Little-endian is a whole different game. Let's dig.
Now, how do we read, say, 13 bits?
Suppose we're skipping one bit and then reading another thirteen, so, technically speaking, bits from #1 to #13 inclusive.
First, since we're dealing with bits, MSB, LSB, et al, let's consider an arithmetic representation of our little two-byte stream:
Arithmetic representation:
*------------------------------------------------->*
[ 0] | [ 1][ 2][ 3][ 4][ 5][ 6][ 7][ 8][ 9][10][11][12][13] | [14][15]
high low
Okay, if we already have the u16
to read from, this is trivial cloak and dagger mask and shift thing.
Let's take a look at big-endian representation. What shall we find?
Big-endian:
*---------------------------------------------------->*
[ 0] | [ 1][ 2][ 3][ 4][ 5][ 6][ 7] [ 8][ 9][10][11][12][13] | [14][15]
high low
It all aligns really well. In big-endian, bit-reader is very straightforward with a few bitmasks and all that.
Now, how about little-endian? Things get a bit interesting. Assuming we use MSB-to-LSB bit labeling and mind the ordering, we would get a bit diagram looking like this:
Little-endian:
*--------------------->* *------------------------->*
[ 8][ 9][10][11][12][13][14][15] [ 0][ 1][ 2][ 3][ 4][ 5][ 6][ 7]
high low high low
See the problem yet?
That's right, we have to know in advance the number of bytes to consider, because the ones we need first live downstream from current position.
Basically, we have to read bytes and reorder first, to get an arithmetic representation. That is the one reason all the bit-diddling codecs use little-endian in their bitstream format, because many bitstreams are so tightly packed they have to assume continuous stream of bits from MSB to LSB, and not a delimited structure you have to read piece-wise and byte-swap, like word-stream or dword-stream or some such.
Is there a way around this? Could we still bit-read in a streaming mode?
Sadly, no. Because of the widely-adopted MSB-first convention, the first bits to be read would be downstream from our location. We would have to know the size of the underlying number, read it first, re-order accordingly, and then extract bits out of it, starting with MSB. And then keep it for further bit fields coming after the current one.
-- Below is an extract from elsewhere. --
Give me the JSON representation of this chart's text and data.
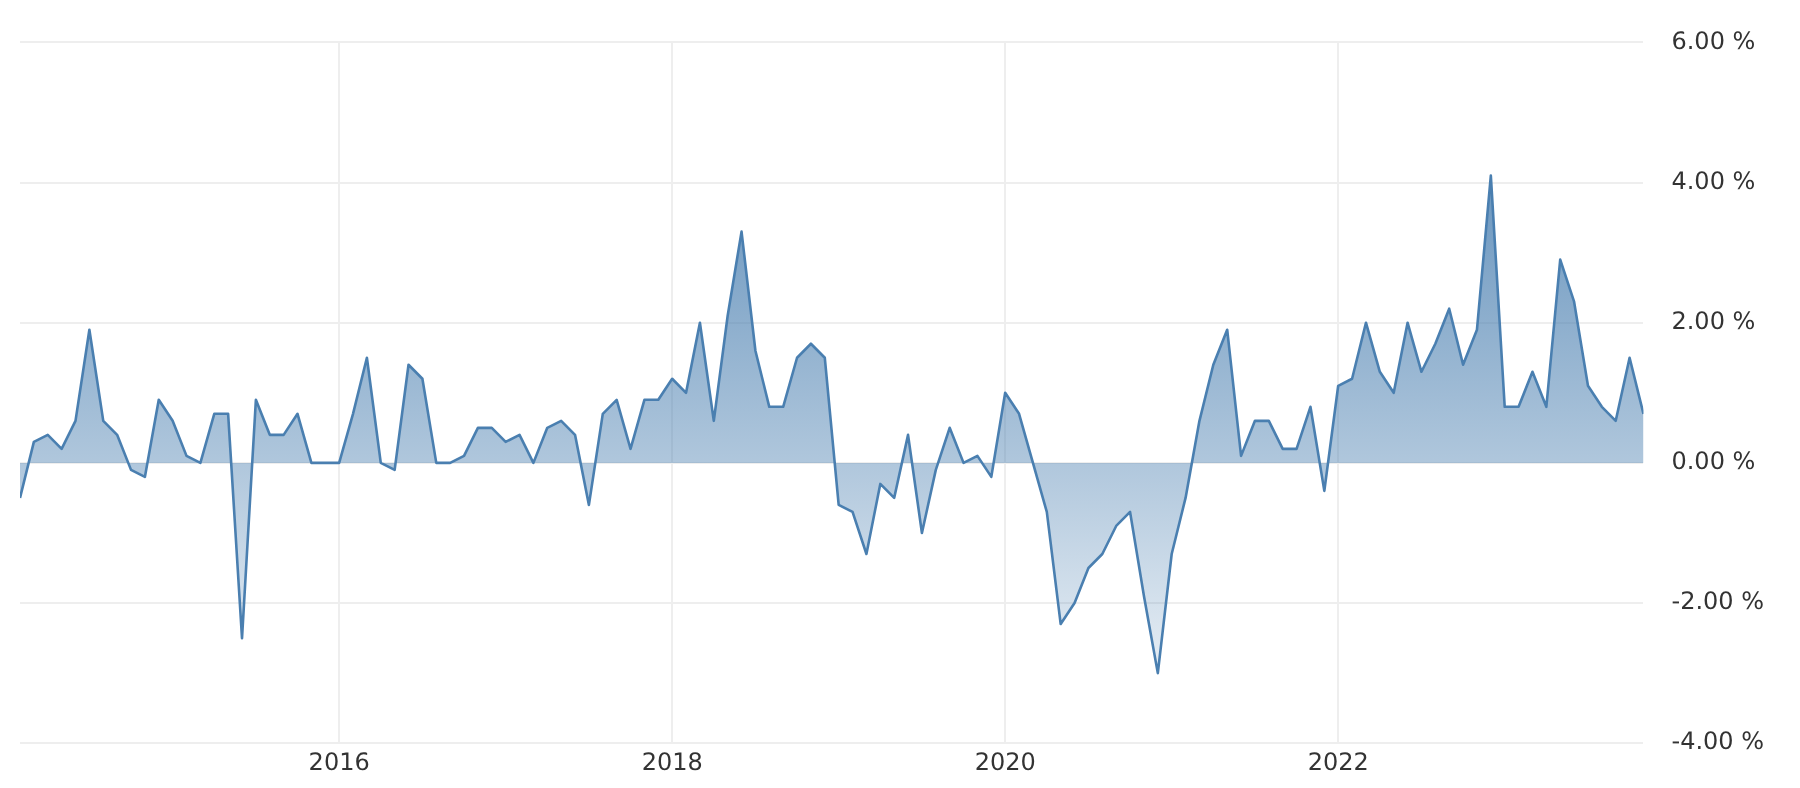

That's part of the reason most little-endian specifications supply bit diagrams in the description of their structures, usually being aligned to 32-bit integers or some other metric. This can get epsecially confusing because often the data is not specifically aligned to a fixed integer layout but is rather relying on the reader's intuition to discern where the appropriate byte boundary lies when it comes to bit fields.
In line with me never neglecting a chance to dunk on retarded formats, it is prudent to note that Microsoft specs are especially prone to containing this type of conundrum in non-trivial amounts.
All in all, using ambiguously aligned bit fields with little-endian storage is the very first
Mortal Sin of Binary Formats
, namely what we would from now on call
the Labyrinthian Sin
, because if you try to parse such a format without
a guiding thread of proper insight into its layout, which is often omitted in a
few corners and left as an exercise for the reader, you're as good as cooked and
are in for a bunch of disgusting trial-and-error guesswork.